Warplanes from a Saudi-led coalition hit the Houthi-controlled Red Sea port of Hodeida on Tuesday, destroying cranes and warehouses in the main entry point for aid supplies to Yemen's north.

Reuters news agency reported that the latest raids destroyed the port's four cranes and also hit warehouses, bringing work to a halt. There was no information on what was in the warehouses.

Hodeida, which lies west of the capital Sanaa, is held by the Houthi rebels and allied army units loyal to former president Ali Abdullah Saleh.

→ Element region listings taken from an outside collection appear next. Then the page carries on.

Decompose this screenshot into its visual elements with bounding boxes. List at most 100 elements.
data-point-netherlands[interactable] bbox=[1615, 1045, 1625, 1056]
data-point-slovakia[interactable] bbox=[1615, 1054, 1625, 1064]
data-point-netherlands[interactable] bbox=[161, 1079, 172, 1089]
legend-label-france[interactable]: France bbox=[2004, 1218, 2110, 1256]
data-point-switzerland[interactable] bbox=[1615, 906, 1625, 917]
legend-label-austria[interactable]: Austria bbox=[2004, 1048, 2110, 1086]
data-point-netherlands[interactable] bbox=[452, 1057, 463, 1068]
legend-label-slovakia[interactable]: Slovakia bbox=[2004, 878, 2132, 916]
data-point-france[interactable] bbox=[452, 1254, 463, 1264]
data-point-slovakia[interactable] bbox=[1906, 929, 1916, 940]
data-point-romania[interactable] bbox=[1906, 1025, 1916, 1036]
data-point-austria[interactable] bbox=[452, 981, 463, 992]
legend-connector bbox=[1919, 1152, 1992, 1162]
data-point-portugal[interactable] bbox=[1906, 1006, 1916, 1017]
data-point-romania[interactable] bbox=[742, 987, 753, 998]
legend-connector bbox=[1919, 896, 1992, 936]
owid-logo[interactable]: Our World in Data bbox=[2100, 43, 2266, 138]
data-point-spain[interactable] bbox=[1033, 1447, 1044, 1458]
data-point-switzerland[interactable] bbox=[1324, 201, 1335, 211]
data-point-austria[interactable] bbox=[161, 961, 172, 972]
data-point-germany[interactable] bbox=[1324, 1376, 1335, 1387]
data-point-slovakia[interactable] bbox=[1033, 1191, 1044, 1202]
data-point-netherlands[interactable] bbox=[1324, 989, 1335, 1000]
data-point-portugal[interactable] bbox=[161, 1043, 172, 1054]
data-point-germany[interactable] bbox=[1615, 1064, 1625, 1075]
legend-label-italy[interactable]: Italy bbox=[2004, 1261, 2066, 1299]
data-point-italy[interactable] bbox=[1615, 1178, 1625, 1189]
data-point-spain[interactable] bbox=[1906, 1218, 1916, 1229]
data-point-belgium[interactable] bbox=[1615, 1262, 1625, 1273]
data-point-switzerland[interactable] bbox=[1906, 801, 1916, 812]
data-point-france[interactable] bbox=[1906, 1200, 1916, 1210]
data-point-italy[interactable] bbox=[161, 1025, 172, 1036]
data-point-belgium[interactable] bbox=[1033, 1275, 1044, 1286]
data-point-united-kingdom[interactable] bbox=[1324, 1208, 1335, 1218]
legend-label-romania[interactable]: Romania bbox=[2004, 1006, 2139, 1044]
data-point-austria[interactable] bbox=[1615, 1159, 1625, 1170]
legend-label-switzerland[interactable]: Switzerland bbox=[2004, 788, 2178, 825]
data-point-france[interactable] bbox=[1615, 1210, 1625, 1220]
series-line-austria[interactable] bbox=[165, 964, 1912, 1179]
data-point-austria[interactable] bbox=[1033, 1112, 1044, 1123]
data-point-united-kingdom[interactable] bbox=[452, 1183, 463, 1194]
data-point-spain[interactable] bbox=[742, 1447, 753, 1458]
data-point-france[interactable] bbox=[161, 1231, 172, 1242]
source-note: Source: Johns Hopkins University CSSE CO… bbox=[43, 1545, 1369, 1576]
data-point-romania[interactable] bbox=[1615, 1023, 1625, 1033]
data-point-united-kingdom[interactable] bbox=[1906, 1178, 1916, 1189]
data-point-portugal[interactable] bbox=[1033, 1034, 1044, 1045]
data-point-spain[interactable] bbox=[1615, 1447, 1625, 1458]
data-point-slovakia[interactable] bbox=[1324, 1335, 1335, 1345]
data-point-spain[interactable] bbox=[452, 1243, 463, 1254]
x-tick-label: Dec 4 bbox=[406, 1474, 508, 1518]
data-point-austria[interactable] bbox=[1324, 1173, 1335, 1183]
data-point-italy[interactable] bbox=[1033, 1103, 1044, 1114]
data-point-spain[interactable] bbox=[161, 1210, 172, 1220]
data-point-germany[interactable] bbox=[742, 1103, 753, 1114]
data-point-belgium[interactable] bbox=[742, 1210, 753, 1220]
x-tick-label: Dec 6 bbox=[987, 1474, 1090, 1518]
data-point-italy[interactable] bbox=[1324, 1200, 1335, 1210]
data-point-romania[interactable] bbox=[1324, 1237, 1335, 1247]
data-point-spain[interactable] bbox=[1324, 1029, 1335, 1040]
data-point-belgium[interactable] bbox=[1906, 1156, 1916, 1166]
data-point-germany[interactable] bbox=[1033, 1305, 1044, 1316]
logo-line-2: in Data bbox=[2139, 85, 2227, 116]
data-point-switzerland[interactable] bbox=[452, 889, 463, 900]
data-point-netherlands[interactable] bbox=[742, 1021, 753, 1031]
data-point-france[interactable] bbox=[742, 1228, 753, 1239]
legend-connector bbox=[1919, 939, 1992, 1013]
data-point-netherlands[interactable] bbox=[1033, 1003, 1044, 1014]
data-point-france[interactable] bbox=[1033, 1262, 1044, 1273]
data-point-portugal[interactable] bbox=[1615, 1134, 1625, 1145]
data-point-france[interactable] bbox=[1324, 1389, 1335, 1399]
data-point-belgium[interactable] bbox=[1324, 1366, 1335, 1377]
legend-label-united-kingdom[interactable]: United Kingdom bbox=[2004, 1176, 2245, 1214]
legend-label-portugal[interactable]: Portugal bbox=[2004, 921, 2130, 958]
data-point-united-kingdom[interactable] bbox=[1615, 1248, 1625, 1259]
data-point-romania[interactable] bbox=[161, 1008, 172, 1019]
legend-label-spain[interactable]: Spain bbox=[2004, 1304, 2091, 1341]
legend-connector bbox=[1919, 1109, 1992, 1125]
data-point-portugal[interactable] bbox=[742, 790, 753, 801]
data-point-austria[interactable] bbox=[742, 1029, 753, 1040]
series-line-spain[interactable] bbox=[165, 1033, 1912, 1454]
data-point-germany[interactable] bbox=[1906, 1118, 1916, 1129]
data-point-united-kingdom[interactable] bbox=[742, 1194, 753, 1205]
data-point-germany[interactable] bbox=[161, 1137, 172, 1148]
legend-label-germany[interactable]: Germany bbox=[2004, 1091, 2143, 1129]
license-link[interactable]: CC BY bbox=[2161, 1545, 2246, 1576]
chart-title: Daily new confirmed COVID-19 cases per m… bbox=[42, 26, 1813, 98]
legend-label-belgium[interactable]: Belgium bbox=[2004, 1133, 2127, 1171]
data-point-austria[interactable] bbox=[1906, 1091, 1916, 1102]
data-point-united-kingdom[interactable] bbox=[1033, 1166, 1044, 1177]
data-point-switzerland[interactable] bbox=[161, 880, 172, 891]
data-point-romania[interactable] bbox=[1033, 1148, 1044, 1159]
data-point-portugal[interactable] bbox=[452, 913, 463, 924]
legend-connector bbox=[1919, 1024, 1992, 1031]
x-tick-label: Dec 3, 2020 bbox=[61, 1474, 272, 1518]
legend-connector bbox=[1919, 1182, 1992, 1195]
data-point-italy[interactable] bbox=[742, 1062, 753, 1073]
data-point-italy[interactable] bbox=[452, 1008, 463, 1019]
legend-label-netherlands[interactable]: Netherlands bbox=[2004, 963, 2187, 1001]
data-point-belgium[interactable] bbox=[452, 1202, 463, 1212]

It has become a focal point of Yemen's humanitarian crisis, which the International Committee of the Red Cross said last week was critical.

Aid groups have previously complained that a coalition naval blockade has stopped relief supplies entering Yemen.

The coalition, in which the United Arab Emirates (UAE) also plays a big military role, has accused the Houthis of commandeering aid shipments for war use.

Meanwhile, the UAE has condemned the "occupation" of its embassy in Sanaa, the foreign ministry said in a statement demanding their immediate exit from the compound.

"This act is further evidence that the group that committed this attack does not show any regard or respect for international conventions and diplomatic norms, as it practices the law of the jungle," said a statement published late Monday by the official WAM news agency.

It "condemned in the strongest possible terms" the rebel storming of the embassy, which it said took place on Sunday.

The foreign ministry "stressed that the occupation of the embassy and the eviction of its staff will not deter the UAE's support for the restoration of stability to sisterly Yemen."

The six-nation Gulf Cooperation Council, of which the UAE is a member, also released a statement condemning the "cowardly act."

The UAE shut its embassy in Sanaa and announced it would open another in southern city Aden, which was later the scene of intense fighting between local government supporters and the rebels before loyalists retook the city in mid-July.

It is unclear how many employees were at the Sanaa embassy and if it had been operational when it was stormed.

Saudi-owned newspaper al-Hayat has reported that 1,500 troops, most of them from the UAE, had entered Aden in support of loyalists.

Official Emirati media says that six UAE soldiers have so far been killed in incidents linked to the Yemen fighting.

The UAE is also part of a Saudi-led coalition that launched an air war against the rebels on March 26.